Ray Raphael, author of A People’s History of the American Revolution, highlights Betsy Foote, a Connecticut farm girl who wrote in her diary in October 1775 that after a day of mending, spinning, milking, studying and performing other chores, “she carded two pounds of wool and ‘felt Nationly.’”
Newspapers dubbed these activists the “Daughters of Liberty,” and sometimes the “Daughters of Industry.” Unlike the Sons of Liberty, who staged sometimes violent protests and demonstrations, the Daughters turned domestic labor into political action.
“Male leaders recognized that they needed women’s cooperation to ensure that Americans would comply with the request to forgo the use of tea and luxury goods until the act was repealed,” writes Mary Beth Norton in Liberty’s Daughters: The Revolutionary Experience of American Women, 1750-1800. “Never before had female Americans formally shouldered the responsibility of a public role, never before had they claimed a voice—even a compliant one—in public policy.”
By February 1770, more than 300 Daughters of Liberty were active in Boston alone, equating “political independence with economic independence,” according to the New England Historical Society.
How Did Everyday Work Become a Public Act of Protest?
Women’s political engagement grew directly out of their daily responsibilities, Raphael says. Because they controlled household consumption, the success of colonial boycotts depended on them—turning, spinning, weaving, brewing and even shopping into powerful political tools.
Raphael points to Charity Clarke, a teenage girl in New York who wrote to an English cousin that although “heroines may not distinguish themselves at the head of an Army,” the women of America constituted “a fighting army of amazones… armed with spinning wheels.”
Spinning bees became the most visible form of women’s political action. Raphael contrasts male political gatherings—such as a 1769 celebration where men toasted, feasted and drank “45 patriotic toasts”—with women’s spinning bees, held at the homes of local ministers, which participants often worked from 5 a.m. to 7 p.m.
Newspapers praised the women, reporting on revived spinning schools, public contests and astonishing rates of cloth production. Homespun soon became a visible badge of resistance—”the politically correct fashion item,” according to the New England Historical Society.
Norton captures the appeal of this movement for colonial women: “‘Equally share in the honor of it’: the idea must have been exceedingly attractive to any 18th-century American woman raised in an environment that had previously devalued both her and her domestic sphere.”
What Was the “Offering of the Ladies?”
In 1780, Esther De Berdt Reed, wife of Pennsylvania Governor Joseph Reed, published Sentiments of an American Woman, urging women to adopt simpler dress and donate the savings to the Continental Army. Just three days after its release, 36 Philadelphia women canvassed the city door to door, raising more than $300,000 in Continental dollars for the war effort.

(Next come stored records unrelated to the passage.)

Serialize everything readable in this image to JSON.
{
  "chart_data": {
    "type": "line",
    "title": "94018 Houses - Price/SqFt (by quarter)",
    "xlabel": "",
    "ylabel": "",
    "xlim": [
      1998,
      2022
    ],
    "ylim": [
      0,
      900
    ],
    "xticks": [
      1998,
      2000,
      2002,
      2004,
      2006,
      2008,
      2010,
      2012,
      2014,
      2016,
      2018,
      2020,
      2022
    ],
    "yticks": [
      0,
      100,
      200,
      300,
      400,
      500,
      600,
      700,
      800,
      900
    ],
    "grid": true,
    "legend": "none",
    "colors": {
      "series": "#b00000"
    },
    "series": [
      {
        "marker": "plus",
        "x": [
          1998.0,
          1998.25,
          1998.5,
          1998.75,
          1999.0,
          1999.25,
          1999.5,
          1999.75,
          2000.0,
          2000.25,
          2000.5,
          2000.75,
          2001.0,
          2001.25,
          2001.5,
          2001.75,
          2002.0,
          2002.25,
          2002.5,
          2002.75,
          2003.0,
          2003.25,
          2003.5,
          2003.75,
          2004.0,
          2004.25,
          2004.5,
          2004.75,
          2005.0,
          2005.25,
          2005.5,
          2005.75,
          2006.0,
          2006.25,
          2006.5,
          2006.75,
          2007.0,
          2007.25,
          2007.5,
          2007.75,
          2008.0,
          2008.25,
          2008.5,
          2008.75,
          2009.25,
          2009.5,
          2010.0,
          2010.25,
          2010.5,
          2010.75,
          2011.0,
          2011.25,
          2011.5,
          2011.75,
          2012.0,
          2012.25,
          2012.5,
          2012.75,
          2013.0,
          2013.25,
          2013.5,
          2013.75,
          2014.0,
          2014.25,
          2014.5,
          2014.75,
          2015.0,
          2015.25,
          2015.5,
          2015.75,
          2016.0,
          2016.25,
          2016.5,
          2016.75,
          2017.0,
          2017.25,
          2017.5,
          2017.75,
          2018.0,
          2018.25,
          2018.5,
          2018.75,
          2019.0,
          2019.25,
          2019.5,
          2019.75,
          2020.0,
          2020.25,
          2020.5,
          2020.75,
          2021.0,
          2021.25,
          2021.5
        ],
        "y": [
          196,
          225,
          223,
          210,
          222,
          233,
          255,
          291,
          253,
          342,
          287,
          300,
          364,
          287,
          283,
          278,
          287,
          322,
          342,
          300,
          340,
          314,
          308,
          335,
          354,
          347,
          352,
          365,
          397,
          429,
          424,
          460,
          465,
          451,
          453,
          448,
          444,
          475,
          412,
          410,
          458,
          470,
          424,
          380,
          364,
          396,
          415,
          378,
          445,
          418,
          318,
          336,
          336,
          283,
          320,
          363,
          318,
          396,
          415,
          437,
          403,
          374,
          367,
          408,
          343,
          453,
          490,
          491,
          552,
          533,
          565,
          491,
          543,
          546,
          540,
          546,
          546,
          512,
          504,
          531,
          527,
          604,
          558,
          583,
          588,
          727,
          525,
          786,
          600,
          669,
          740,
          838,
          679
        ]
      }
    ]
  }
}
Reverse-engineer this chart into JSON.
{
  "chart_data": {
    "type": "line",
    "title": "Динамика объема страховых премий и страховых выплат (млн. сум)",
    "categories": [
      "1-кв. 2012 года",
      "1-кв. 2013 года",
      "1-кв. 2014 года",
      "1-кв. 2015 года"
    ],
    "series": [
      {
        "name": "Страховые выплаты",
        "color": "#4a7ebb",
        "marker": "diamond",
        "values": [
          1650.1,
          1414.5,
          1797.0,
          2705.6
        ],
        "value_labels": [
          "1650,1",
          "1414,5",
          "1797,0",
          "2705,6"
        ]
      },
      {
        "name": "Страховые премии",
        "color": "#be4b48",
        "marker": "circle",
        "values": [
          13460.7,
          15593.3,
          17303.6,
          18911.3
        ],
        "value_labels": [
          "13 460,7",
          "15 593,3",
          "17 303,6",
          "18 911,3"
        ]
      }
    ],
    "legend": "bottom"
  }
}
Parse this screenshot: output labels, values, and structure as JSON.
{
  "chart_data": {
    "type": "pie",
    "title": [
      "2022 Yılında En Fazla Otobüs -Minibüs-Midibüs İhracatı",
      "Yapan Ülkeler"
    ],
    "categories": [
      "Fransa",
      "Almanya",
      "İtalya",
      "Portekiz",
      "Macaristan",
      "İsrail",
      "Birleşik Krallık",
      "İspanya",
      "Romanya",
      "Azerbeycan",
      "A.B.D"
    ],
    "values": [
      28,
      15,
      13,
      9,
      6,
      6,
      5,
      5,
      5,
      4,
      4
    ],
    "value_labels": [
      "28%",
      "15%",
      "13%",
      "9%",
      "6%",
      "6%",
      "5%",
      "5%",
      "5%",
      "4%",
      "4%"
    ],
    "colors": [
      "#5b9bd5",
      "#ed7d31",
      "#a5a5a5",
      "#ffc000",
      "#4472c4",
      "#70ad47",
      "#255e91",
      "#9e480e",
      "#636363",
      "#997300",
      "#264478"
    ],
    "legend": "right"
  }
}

Similar fundraising campaigns soon followed in New Jersey, Maryland and Virginia. Known collectively as the “Offering of the Ladies,” the movement is often regarded as “the culminating event in the political history of revolutionary women: a patriotic campaign conceived and executed exclusively by the women themselves,” Raphael writes.
How Did Men Respond?
Men generally expressed appreciation for women’s contributions, Raphael notes, both in elite circles—such as the “Offering of the Ladies”—and at the grassroots level in New England communities. “Not only did women spin and weave the clothes soldiers wore, but they also tended the family farms,” he says.
Yet, Norton observes that many men “dismissed the first stirrings of political awareness among American women as a joke,” even as they relied on it. Men sought to limit women’s activism, she argues, because “they did not expect, or approve, signs of feminine autonomy.”
Still, some revolutionary leaders openly acknowledged women’s importance to the cause. Sons of Liberty co-founder Sam Adams reportedly declared, “With ladies on our side, we can make every Tory tremble.”